Conversation with our community | Nemi Tea for Refugee Week
NEMI Teas is a London-based tea company and a social enterprise on a mission to empower refugees and defend our planet.
What is your organisation called and what does it do?
On the surface, NEMI Teas is a tea company. We do a variety of beautifully crafted tea blends and our signature Spicy Chai syrup.
But in our DNA, we are a social enterprise on a mission to empower people and our planet. We employ refugees to give them local work experience to help them enter the UK workforce. And as a sustainable brand, all our products are fair-trade, organic, and plastic-free.
What does it mean to be a social enterprise?
Fundamentally, being a social enterprise is about having a realistic approach to social and environmental impact. In a world where the status quo is failing so many people, we need to make change now.
Today’s world is driven, in a large part, by business. We can debate whether this should be the case, but it’s simply the state of play. In a world where we are fighting climate breakdown and ostracising victims of war, there is an urgent need to act. If we want to affect change now, we need to leverage the powerful mechanisms that are already in place — like business.
Can you tell us more about the Asylum Seekers to Refugees – the process and difference.
Asylum seekers are people who have fled their home country formally applied for asylum in another country. Until their application is accepted, they are not legal citizens of their host country. This means they have significant restrictions placed on them – for example, they cannot work or claim benefits.
Once their application is approved, they become a refugee. Refugee status grants them legal permission to stay in the country and gives them more autonomy. Theoretically, refugees are then able to start a new life in their new home country, integrate into society and get a job.
However, it isn’t always straightforward from there. Refugees face many hurdles when trying to integrate – from prejudice, language barriers to a lack of local work experience.
Can you tell us some key facts about Refugee Week?
Refugee Week is a wonderful initiative that started in 1998. It’s a week devoted to celebrating the stories and resiliency of refugees, raising awareness, and encouraging people to get involved and educated. But at its core, refugee week is all about connection. It’s about remembering that we are more than the passport we carry and connecting over our shared humanity.
Share 3 key reasons for hiring Refugees
(extract from https://www.nemiteas.com/blog/3-reasons-for-hiring-refugees )
Firstly, refugees are highly skilled. Often, they arrive with distinguished careers in their home country. Despite having above average levels of education and training, refugees are systemically underemployed. This represents a huge pool of untapped talent.
They also have higher retention rates, with 73% of businesses reporting that their refugee employees stayed in their roles longer than their general staff. Lastly, they have exceptional work ethic. At NEMI, we’ve seen that when someone takes a chance on them, they are eager to please and work vigorously. They are motivated to excel because of what a job represents – a way to finally find their footing and integrate into British society.
Please can you describe something that you’ve learnt or that has surprised you during the COVID-19 crisis, if anything?
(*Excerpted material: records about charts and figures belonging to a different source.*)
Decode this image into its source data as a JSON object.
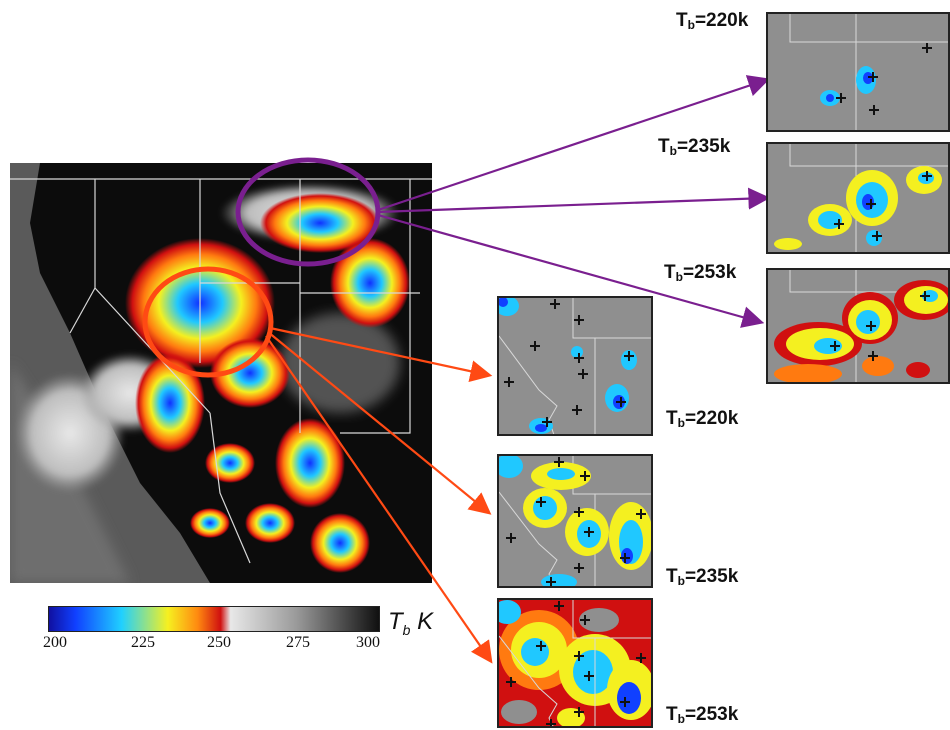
{
  "colors": {
    "purple": "#7a1f8f",
    "orange": "#ff4a14"
  },
  "scale": {
    "ticks": [
      "200",
      "225",
      "250",
      "275",
      "300"
    ],
    "symbol": "T",
    "subscript": "b",
    "unit": "K"
  },
  "panels": {
    "north": [
      {
        "prefix": "T",
        "sub": "b",
        "value": "=220k"
      },
      {
        "prefix": "T",
        "sub": "b",
        "value": "=235k"
      },
      {
        "prefix": "T",
        "sub": "b",
        "value": "=253k"
      }
    ],
    "south": [
      {
        "prefix": "T",
        "sub": "b",
        "value": "=220k"
      },
      {
        "prefix": "T",
        "sub": "b",
        "value": "=235k"
      },
      {
        "prefix": "T",
        "sub": "b",
        "value": "=253k"
      }
    ]
  }
}
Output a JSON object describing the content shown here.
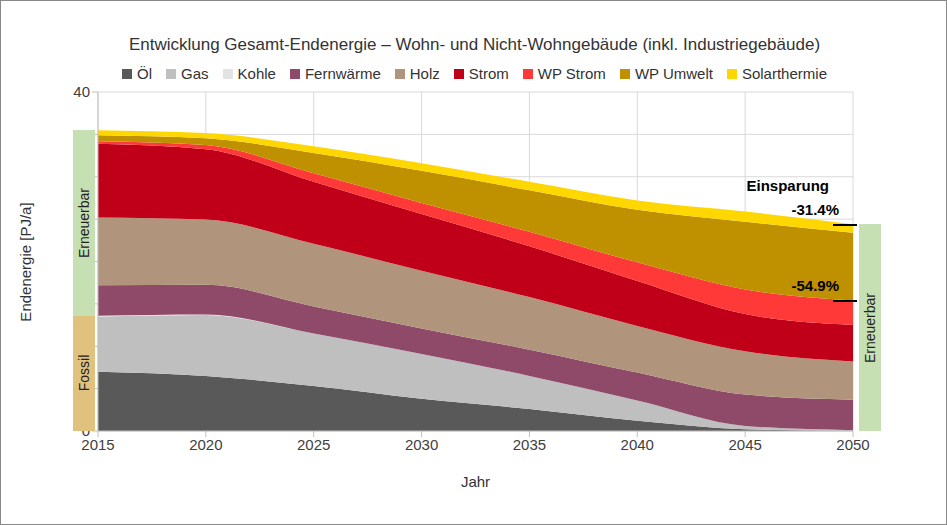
{
  "chart_data": {
    "type": "area",
    "stacked": true,
    "grid": true,
    "title": "Entwicklung Gesamt-Endenergie – Wohn- und Nicht-Wohngebäude (inkl. Industriegebäude)",
    "x_label": "Jahr",
    "y_label": "Endenergie [PJ/a]",
    "x": [
      2015,
      2020,
      2025,
      2030,
      2035,
      2040,
      2045,
      2050
    ],
    "xlim": [
      2015,
      2050
    ],
    "xticks": [
      2015,
      2020,
      2025,
      2030,
      2035,
      2040,
      2045,
      2050
    ],
    "ylim": [
      0,
      40
    ],
    "yticks": [
      0,
      5,
      10,
      15,
      20,
      25,
      30,
      35,
      40
    ],
    "legend": "top",
    "series": [
      {
        "name": "Öl",
        "color": "#595959",
        "values": [
          7.0,
          6.5,
          5.3,
          3.8,
          2.6,
          1.2,
          0.2,
          0.0
        ]
      },
      {
        "name": "Gas",
        "color": "#bfbfbf",
        "values": [
          6.5,
          7.2,
          6.2,
          5.3,
          3.9,
          2.4,
          0.4,
          0.1
        ]
      },
      {
        "name": "Kohle",
        "color": "#e3e3e3",
        "values": [
          0.1,
          0.05,
          0.0,
          0.0,
          0.0,
          0.0,
          0.0,
          0.0
        ]
      },
      {
        "name": "Fernwärme",
        "color": "#8f4a6a",
        "values": [
          3.6,
          3.5,
          3.2,
          3.0,
          3.1,
          3.3,
          3.7,
          3.6
        ]
      },
      {
        "name": "Holz",
        "color": "#b0957c",
        "values": [
          8.0,
          7.7,
          7.4,
          6.8,
          6.2,
          5.5,
          5.1,
          4.5
        ]
      },
      {
        "name": "Strom",
        "color": "#c00018",
        "values": [
          8.7,
          8.3,
          7.3,
          6.7,
          6.0,
          5.3,
          4.4,
          4.3
        ]
      },
      {
        "name": "WP Strom",
        "color": "#ff3838",
        "values": [
          0.3,
          0.5,
          1.0,
          1.3,
          1.7,
          2.2,
          2.9,
          2.9
        ]
      },
      {
        "name": "WP Umwelt",
        "color": "#bf9000",
        "values": [
          0.7,
          0.8,
          2.4,
          3.8,
          4.9,
          6.2,
          8.0,
          8.0
        ]
      },
      {
        "name": "Solarthermie",
        "color": "#ffd700",
        "values": [
          0.6,
          0.6,
          0.8,
          0.9,
          1.0,
          1.1,
          1.2,
          1.0
        ]
      }
    ],
    "annotations": [
      {
        "text": "Einsparung"
      },
      {
        "text": "-31.4%"
      },
      {
        "text": "-54.9%"
      }
    ],
    "side_labels": {
      "left": [
        "Fossil",
        "Erneuerbar"
      ],
      "right": "Erneuerbar"
    }
  }
}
Covid-19 has shown us that in times of crisis, we have the capacity to act with dexterity and compassion. How we respond is a choice and an exercise of prioritisation. When we say we have no funding for refugees, or the climate crisis, that is a judgment, not a fact.
What are your hopes for future?
At NEMI, we really believe in a world where ‘refugee’ is just a visa category. At the minute, the term is burdened so much prejudice from the media. It also signifies a tumultuous and heart-breaking journey for people. We envision a future where refugees are welcomed with open arms, and where we can focus on our collective similarities, rather than differences.